As another example, let’s assume for a second that one day I end up a judge (I know, I know – the horror). And let’s say a case comes before me where a prosecutor builds a case of murder. He definitively proves that a child was killed as the result of a premeditated, calculated decision. The alleged murderer hated the child, was disgusted that he or she ever came into being, and would stop at nothing to see he or she killed. They planned the death of the child, went through with the decision, and hired someone to kill the child for them. The defendant waived their right to a trial by jury, and now I’m convinced. The evidence is clear. At the very end of the trial, the prosecutor says: “Oh, and just as a minor note, the child was located in the womb of the mother, and the hitman was a doctor. The state rests.” My obligation is clear, notwithstanding any personal preference, even if Ted Cruz and Mike Huckabee would opportunistically hail me as a hero if I unlawfully convicted the defendant of murder.

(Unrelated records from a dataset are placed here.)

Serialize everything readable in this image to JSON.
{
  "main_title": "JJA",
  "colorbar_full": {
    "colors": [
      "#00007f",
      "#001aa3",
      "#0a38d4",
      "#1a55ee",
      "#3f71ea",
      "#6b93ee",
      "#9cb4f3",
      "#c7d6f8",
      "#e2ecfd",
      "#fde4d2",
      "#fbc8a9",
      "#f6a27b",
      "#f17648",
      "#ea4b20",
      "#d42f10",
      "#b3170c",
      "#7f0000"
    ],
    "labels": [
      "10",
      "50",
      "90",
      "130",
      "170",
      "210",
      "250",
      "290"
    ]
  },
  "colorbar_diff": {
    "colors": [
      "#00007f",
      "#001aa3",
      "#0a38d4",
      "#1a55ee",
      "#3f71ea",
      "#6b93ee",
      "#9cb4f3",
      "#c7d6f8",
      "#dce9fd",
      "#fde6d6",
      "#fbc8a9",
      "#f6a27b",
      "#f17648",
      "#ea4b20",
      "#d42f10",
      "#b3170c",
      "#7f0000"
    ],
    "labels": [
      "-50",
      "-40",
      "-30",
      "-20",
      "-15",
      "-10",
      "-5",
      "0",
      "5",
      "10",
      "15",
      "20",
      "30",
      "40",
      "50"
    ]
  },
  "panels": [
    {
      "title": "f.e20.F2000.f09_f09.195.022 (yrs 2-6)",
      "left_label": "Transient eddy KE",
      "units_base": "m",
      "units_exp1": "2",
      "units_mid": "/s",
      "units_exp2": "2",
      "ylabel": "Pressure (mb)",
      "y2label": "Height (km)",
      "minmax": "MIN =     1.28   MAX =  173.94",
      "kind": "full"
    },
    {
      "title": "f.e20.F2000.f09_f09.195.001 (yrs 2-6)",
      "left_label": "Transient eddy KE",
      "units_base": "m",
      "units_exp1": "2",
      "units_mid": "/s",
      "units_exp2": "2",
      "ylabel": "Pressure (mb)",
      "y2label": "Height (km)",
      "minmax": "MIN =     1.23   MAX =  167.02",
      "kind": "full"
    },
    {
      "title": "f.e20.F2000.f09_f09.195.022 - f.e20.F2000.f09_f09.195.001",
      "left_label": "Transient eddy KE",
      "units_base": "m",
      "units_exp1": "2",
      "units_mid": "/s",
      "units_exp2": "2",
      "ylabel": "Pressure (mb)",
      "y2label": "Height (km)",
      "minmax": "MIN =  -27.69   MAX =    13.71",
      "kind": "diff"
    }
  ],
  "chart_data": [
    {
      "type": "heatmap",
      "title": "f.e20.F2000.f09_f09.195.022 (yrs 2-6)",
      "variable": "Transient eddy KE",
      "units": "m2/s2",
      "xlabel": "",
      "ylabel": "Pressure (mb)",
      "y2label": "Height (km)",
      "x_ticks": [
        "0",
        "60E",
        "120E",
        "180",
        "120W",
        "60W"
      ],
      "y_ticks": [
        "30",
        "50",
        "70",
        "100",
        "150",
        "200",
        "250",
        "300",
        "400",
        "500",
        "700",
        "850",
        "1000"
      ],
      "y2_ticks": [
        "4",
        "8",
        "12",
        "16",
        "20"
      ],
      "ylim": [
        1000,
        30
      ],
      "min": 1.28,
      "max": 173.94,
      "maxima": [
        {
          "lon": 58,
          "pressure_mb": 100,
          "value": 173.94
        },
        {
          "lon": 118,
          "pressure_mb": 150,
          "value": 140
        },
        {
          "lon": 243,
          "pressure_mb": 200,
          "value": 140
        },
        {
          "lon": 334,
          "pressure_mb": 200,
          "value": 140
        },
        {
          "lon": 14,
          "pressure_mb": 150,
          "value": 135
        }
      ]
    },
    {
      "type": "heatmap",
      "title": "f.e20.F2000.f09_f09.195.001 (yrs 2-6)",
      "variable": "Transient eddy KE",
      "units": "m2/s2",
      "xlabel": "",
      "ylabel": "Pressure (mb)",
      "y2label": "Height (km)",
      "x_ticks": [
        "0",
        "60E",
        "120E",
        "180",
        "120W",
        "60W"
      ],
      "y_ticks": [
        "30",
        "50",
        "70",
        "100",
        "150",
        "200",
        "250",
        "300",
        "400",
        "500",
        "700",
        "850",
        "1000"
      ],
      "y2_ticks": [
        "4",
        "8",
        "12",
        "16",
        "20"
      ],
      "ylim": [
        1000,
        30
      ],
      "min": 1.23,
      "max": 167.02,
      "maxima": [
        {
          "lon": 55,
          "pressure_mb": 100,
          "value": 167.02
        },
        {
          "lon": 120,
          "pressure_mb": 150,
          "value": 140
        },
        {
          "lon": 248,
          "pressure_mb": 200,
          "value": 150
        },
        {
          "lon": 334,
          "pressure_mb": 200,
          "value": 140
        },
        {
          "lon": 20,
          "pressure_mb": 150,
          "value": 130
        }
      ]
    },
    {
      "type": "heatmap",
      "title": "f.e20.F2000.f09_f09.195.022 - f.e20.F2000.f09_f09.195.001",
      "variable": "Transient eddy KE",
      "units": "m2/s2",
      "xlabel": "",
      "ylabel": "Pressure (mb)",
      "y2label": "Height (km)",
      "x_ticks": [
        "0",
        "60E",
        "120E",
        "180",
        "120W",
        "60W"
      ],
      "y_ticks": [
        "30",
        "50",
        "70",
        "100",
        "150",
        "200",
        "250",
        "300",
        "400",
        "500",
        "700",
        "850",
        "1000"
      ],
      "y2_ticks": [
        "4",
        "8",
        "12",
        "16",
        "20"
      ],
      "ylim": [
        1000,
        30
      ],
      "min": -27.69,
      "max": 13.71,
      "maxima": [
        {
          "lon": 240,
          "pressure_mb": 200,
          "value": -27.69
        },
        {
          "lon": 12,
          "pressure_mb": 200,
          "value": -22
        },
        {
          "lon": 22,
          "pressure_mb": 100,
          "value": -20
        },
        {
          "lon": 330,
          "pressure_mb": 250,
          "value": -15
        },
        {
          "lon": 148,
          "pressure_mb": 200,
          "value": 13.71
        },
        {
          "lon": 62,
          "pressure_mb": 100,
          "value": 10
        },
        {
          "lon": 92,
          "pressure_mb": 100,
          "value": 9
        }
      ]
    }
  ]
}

But again, that’s the easy part. Most Christians aren’t in positions of authority whereby they are responsible for enforcing unbiblical laws. Our ethical dilemma usually arises when we are required to obey a law our consciences won’t allow, not when we are required to enforce it. As I’ve argued, in terms of enforcement, our responsibility is clear – resign, and lead a revolution.

But what if the issue is obedience? What if we are required to pay taxes to a government that funds the killing of unborn babies? What if we are required to serve on juries and participate in a criminal justice system that perpetuates centuries of racial discrimination and criminalizes blackness and poverty? What if we are required to purchase health insurance from a list of providers who all profit from the sale of pharmaceutical drugs that are designed to create addiction and often ruin lives"? What if we were required to fund a public education system that intentionally favors the rich to the detriment of the poor?

What is our obligation as Christians then? How do we resolve the tension between submission and conviction in those instances?